On September 11th, a young boy died at Cook Children’s Medical Center after contracting a rare brain-eating amoeba from a city splash pad.
The parents of 3-year-old Bakari Wiliams told WFAA that their child became sick with a 103-degree fever after playing in a splash pad, a water attraction that recycles water. The pad was inside the Don Misenhimer Park in Arlington.
Bakari Williams was officially diagnosed with “primary amebic meningoencephalitis (PAM)” after his immune system was attacked by the Naegleria Fowleri amoeba. The CDC identifies Naegleria Fowleri as a freshwater single-celled organism capable of causing a “rare and devastating infection of the brain.”
PAM is extremely rare, as only 148 have been reported in the last 60 years; via CDC historical data. It is even more unlikely to get infected by PAM in a controlled environment, as it is almost always contracted in lakes and rivers (2010 Journal of Neuroparasitology).

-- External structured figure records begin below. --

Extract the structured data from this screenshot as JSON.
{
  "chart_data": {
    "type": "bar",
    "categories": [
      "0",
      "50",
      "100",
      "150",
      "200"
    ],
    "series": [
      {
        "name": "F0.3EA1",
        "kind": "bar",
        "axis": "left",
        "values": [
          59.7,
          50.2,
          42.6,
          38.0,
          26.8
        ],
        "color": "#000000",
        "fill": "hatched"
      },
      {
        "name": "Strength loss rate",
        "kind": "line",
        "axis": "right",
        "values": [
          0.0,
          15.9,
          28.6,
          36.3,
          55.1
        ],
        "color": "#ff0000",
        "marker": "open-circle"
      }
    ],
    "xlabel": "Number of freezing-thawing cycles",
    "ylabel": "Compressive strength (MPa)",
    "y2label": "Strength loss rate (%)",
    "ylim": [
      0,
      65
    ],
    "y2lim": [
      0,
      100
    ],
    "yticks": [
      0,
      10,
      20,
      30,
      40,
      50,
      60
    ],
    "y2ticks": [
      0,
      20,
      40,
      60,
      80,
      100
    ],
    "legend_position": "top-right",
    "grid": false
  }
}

The family of Bakari has sued the City of Arlington for damages amounting to around $1 million. Attorney Stephen Stewart told officials, “If you’re going to offer this type of public amusement…you’ve got to do it right. It’s too serious not to. It’s life and death.”
On September 27th, Arlington Mayor Jim Ross took responsibility on behalf of his city. “We absolutely failed,” he said about the incident. He told WFAA that the city had shut down all the splash pads, and that poor water chlorination could have led to the infection.
Documents were released by the City of Arlington that showed records of water chlorination in the parks. The Don Misenhimer park staff did not record chlorination or water quality for 60 days during the splash pad’s operation. Chlorine has been proven by experts to help prevent the growth and spread of amoeba and is widely used in modern-day pools.